Ainsi donc, le nom de Madiba
signifie que Mandela appartient à une tribu, pour être plus
précis à une race, la race africaine. Il est le reflet de son passé,
de son présent et de son avenir. C´est bien malheureux qu´Haïti n´ait pas
hérité cela de l´Afrique, sa grand´mère sur le plan historique, c´est-à-dire
des noms haïtiens pour se sentir véritablement haïtien dans ses racines. La
majorité des Haitiens porte soit un nom américain, européen ou occidental, plus
particulièrment, un nom français, ce qui affecte en quelque sorte notre
haitianité. Certains vont même jusqu´à se flanquer d´un nom allemand, polonais,
espagnol complètement distant des cultures haitiennes. À cet effet donc, il
arrive que dès fois par ce nom l´on se sent plus français, allemand américain ou
européen qu´haïtien dans son intégralité. Seule la langue Créole, paraît-il,
nous reste comme ultime signe d´identité dans ce froid et invisible phénomène
d´acculturation.
Qu´est-ce que le monde doit retenir de Mandela?

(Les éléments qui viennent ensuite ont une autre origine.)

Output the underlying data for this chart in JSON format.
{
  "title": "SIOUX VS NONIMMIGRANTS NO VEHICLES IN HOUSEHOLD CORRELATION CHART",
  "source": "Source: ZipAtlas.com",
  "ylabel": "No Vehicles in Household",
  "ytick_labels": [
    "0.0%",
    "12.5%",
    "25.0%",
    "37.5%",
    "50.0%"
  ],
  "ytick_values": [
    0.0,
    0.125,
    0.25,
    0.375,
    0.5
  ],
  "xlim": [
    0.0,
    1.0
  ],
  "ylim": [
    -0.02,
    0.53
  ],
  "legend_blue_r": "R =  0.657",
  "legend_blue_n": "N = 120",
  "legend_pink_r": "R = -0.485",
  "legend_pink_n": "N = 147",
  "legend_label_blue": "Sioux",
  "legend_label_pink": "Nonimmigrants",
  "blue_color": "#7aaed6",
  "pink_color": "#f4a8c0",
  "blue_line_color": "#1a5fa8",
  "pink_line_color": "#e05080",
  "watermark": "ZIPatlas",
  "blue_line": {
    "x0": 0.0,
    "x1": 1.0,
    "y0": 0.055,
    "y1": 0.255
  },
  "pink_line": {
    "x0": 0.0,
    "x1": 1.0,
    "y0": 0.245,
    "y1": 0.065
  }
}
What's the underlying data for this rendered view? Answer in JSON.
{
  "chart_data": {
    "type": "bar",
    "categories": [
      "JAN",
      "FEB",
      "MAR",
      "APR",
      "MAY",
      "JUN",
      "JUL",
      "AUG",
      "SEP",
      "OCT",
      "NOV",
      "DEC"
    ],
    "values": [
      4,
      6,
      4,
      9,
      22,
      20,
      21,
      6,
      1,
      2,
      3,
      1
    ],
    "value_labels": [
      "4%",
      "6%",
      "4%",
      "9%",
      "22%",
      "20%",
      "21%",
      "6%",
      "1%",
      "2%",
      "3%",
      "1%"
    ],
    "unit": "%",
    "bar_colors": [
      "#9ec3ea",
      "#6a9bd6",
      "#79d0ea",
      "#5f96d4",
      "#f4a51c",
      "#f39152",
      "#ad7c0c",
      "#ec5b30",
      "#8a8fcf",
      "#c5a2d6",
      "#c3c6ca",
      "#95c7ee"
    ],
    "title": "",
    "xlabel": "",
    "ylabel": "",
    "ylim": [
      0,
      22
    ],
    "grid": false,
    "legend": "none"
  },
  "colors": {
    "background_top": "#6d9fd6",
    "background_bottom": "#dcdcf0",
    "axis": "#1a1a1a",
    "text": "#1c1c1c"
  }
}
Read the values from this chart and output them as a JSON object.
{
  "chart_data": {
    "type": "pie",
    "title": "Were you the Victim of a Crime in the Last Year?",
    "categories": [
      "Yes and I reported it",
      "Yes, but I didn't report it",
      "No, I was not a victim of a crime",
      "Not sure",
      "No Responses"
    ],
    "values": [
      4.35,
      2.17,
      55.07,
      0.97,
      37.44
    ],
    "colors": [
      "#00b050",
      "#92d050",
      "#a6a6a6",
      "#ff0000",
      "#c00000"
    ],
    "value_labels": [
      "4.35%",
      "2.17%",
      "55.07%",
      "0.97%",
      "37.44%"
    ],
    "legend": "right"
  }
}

Y a-t-il lieu d´énumérer les nombreuses leçons que cet homme a données à
l´humanité? Je pense qu´on en finirait pas si on commençait à les compter.
Cependant qui ne connaît pas Nelson Mandela et son histoire? Qui n´est pas au
courant de ses souffrances, de ses douleurs et de ses atrocités endurées
d´abord à la prison de Robben Island où il a passé 18 ans, ensuite à la prison
de Pollsmoor pour être finalement isolé dans un centre pénitentier dans la
campagne loin des yeux indiscrets de la presse nationale et internationale où
ses conditions de prisonnier commençaient à s´améliorer? Qui ne sait qu´il est
une véritable légende vivante pour l´humanité? « Mandela est peut-être le
symbole le plus vivant pas seulement de la libération de l´oppression de
l´apartheid, mais d´un nouveau mode de vie en Afridque du Sud »[3], a déclaré Desmond Tutu[4] dans une vidéo. Toute sa vie fut un
combat. Un long combat pour le respect de la personne humaine et de sa
dignité, mais surtout pour la souveraineté populaire et l´union entre noirs et
blancs en Afrique du Sud. Il a confronté à toute sorte d´oppression: courriers
systématiquement censurés, conversation téléphonique strictement contrôlée,
interdiction d´assister aux obsèques de sa famille, tout et enfin toute une
machine monstrueuse a été mise en branle pour faire taire cet homme et tous ses
partisans incarcérés avec lui tels que: Denis Goldberg[5], Walter Sisulu, Ahmed Kathrada, Mac
Maharaj et autres. À un certain moment il se retrouvait seul face à ses
souffrances, et seul ce combat politique qu´il menait de toute sa force et de
toute son âme pouvait le reconforter. Il est l´homme pour qui l´éducation est
la seule arme capable de rendre l´homme libre et maître de lui-même, voilà
pourquoi il a transformé ce lieu de châtiment qu´était Robben Island[6] en un lieu d´enseignement.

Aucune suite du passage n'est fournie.